Dr D’Souza’s goal is “to transform conduction disease from a surgically managed condition to one that is preventable and druggable. This vision includes reducing pacemaker implants, particularly in frail elderly patients; developing new therapies for His–Purkinje dysfunction in heart failure where devices fall short; delaying or preventing atrial fibrillation that often follows conduction system dysfunction; and advancing precision medicine through biomarker-guided, computationally modelled interventions delivered to the right patient at the right time.”

She’s working toward a future where rhythm disorders are not just managed with devices, but prevented and treated at their source. “Your heartbeat depends on a wonderfully intricate yet fragile wiring system that can be disrupted by ageing, inflammation, stress, and lifestyle choices. Protecting it starts with prevention: regular physical activity, balanced nutrition, and avoiding cardiovascular risk factors all reduce strain on the heart. But the future holds even more promise. Our research is opening the door to new medicines and targeted therapies that can restore the heart’s natural rhythm, reducing reliance on devices and giving patients healthier, longer lives.”

For Dr Paz Tayal, Associate Professor in Cardiology at Imperial’s National Heart and Lung Institute, this stark reality drives her mission. A consultant cardiologist specialising in heart muscle diseases, Dr Tayal has spent over a decade researching cardiomyopathies, particularly genetic forms, to uncover how sex and genetics shape disease outcomes. 

Her work is rooted in a simple but powerful observation: “We accept that men and women have different shoe sizes, but when it comes to healthcare, everything is treated as sex-neutral.” That disconnect sparked her research into whether biological sex should influence how we diagnose and treat heart muscle conditions. “It doesn’t matter if the answer is yes or no, what matters is that we’ve done the research to find out.” 

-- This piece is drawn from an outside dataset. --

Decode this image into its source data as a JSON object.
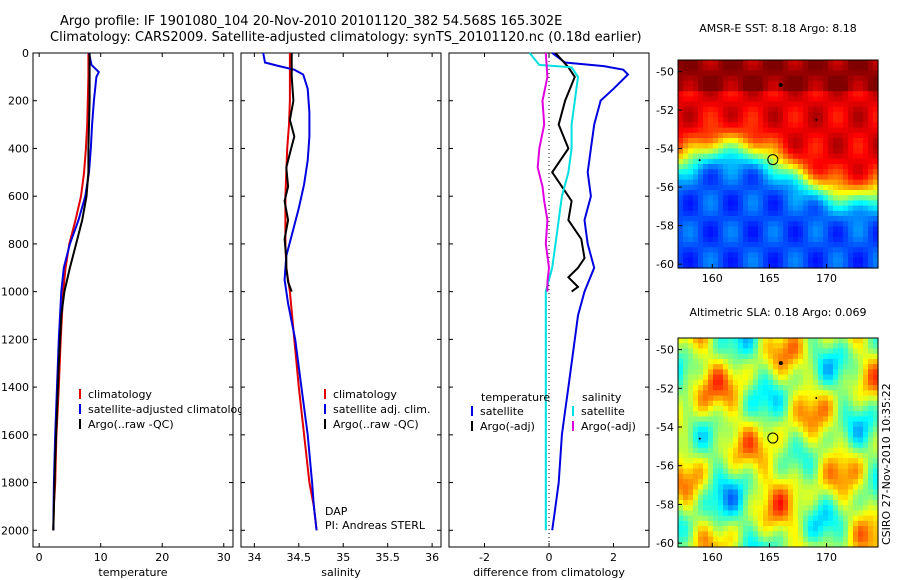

Dr Tayal’s studies have revealed striking sex differences in Dilated Cardiomyopathy (DCM). Her team showed that current diagnostic thresholds disproportionately identify men, while sex-specific approaches, such as imaging-first and genotype-first strategies, help uncover cases in women that would otherwise be missed. “If you’re missing diagnoses, you’re missing treatment – and that’s what helps people long term.” 

Her recent research also found that variants in the desmoplakin (DSP) gene are three times more likely to affect women, potentially putting them at greater risk of dangerous heart rhythms. These discoveries are helping to reshape how clinicians think about heart disease in women and underscore the need for tailored diagnostics and long-term monitoring, especially after pregnancy. 

Dr Tayal is also a passionate advocate for women’s cardiovascular health. She co-leads the Imperial Women’s Cardiovascular Health Network of Excellence, which brings together clinicians, scientists, and patient advocates to raise awareness of sex differences in health and disease and improve access to care for women, and the BHF–NIHR PREG-Heart study, which explores how pregnancy affects long-term heart health. She’s deeply committed to involving patients in research, ensuring that lived experiences guide scientific priorities. 

But she’s also candid about the challenges. “One of the most pressing challenges is the declining number of clinical academics in the UK. Without a strong pipeline of clinicians engaged in research, there is a real risk that progress in translating scientific discoveries into patient benefit will stall.” 

Dr Tayal’s message for World Heart Day is clear and urgent:

She believes that young women need to be better informed. “We all know to check our breasts and attend cervical screenings, but heart health isn’t on the radar, and it should be.” 

Her work is contributing to a future where every patient with cardiomyopathy receives the right care at the right time. “By closing the gaps in diagnosis and treatment, we can improve survival and quality of life for all.”